US authorities and Commonwealth sympathizers have long argued that the Puerto Rican people exercised their right to self-determination.
According to Commonwealth advocates, Puerto Rico entered into a solemn “compact among equals” with the United States in 1952. US authorities and Commonwealth sympathizers have long argued that the Puerto Rican people exercised their right to self-determination. Commonwealth advocates believe that this formula can be renegotiated to correct its flaws and attain greater autonomy. However, the nature of the “compact” between Puerto Rico and the United States has been disputed from its inception. Pro-statehood and pro-independence critics contend that Commonwealth is a colonial status because of the lack of effective representation and unrestricted congressional and executive power over Puerto Rico. In recent years, the US federal government has increasingly weakened the Commonwealth’s fiscal autonomy, in the wake of financial crisis.
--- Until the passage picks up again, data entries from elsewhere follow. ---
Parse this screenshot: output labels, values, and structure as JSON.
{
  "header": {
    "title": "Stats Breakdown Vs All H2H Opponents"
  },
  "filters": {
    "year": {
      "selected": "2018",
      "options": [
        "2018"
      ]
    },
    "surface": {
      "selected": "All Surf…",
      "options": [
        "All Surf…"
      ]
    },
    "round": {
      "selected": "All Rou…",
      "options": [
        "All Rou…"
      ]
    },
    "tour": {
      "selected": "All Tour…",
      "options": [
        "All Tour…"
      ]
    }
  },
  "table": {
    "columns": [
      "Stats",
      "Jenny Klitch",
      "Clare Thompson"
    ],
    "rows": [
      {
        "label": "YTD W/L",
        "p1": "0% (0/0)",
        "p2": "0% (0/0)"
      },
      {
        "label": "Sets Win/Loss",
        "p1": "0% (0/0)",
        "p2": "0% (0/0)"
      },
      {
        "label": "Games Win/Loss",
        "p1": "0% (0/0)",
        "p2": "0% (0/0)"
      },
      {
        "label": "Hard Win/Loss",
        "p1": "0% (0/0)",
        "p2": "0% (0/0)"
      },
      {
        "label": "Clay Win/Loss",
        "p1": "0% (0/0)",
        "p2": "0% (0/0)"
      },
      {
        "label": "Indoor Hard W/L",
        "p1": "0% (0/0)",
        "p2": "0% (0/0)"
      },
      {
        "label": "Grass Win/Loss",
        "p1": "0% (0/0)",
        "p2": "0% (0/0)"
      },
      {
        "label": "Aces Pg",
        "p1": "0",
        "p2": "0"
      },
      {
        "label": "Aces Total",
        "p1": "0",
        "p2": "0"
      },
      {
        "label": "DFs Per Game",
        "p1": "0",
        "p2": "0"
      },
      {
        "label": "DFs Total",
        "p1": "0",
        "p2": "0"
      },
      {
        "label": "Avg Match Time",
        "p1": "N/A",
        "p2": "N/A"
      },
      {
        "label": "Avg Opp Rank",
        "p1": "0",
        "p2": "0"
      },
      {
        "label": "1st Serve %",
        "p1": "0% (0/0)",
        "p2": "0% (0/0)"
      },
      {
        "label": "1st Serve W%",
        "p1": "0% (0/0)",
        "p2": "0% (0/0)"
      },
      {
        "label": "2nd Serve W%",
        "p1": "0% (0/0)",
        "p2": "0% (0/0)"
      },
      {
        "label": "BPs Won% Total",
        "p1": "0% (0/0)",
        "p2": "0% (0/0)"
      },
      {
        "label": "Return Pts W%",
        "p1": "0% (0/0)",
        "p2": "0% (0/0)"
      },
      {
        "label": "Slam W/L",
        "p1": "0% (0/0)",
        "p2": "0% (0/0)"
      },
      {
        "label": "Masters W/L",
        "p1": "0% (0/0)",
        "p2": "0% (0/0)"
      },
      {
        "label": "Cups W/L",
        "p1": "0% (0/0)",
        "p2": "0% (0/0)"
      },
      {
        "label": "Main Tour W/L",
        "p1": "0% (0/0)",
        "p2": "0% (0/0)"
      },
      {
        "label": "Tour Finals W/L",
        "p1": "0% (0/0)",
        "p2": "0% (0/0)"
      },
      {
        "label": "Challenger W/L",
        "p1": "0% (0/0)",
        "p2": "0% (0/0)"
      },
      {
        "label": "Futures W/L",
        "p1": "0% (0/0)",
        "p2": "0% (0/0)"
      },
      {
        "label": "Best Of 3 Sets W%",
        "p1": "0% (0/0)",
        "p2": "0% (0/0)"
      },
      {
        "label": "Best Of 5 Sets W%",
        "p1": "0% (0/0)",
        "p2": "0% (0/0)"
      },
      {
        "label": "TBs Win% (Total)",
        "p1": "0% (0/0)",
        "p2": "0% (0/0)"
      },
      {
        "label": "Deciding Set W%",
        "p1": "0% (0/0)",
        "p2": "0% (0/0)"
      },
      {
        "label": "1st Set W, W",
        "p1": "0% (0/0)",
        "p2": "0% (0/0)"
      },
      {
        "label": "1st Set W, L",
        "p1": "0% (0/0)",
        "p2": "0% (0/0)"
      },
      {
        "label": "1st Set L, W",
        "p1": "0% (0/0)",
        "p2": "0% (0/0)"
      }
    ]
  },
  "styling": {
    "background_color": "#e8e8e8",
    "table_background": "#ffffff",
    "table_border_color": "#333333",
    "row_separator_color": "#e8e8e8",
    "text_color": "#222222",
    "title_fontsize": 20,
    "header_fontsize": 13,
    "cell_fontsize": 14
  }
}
Hence, both the political and economic bases of the Estado Libre Asociado have wavered.
In what sense is Puerto Rico a nation?
Puerto Rico meets most of the objective and subjective criteria of conventional views of the nation—among them a shared territory, language, and history, except for sovereignty. The Island possesses many of the symbolic attributes of modern nations, including a national flag and anthem; national heroes and rituals; a national system of universities, museums, and other cultural institutions; a well-developed national tradition in literature and the visual arts; and national representation in international sports and beauty contests. For decades, the Island’s intellectual elite has striven to define a national identity based on defending the Spanish language, the Hispanic heritage, and other popular customs. Most important, the vast majority of Puerto Ricans imagine themselves as distinct from Americans as well as from other Latin American and Caribbean peoples. In a 2002 poll, 60 percent of those interviewed on the Island identified Puerto Rico as their nation; about 17 percent considered both Puerto Rico and the United States to be their nation; and only 20 percent chose the United States alone.
However, most of the Island’s electorate does not currently support the creation of a sovereign state in Puerto Rico. Rather, Puerto Rican voters have reiterated an overwhelming preference for US citizenship and permanent union with the United States. A key issue is the freedom to travel to the United States under any political status option. Under the Commonwealth, Puerto Ricans have unrestricted entry into the US mainland. They would retain that right under statehood but probably lose it after independence.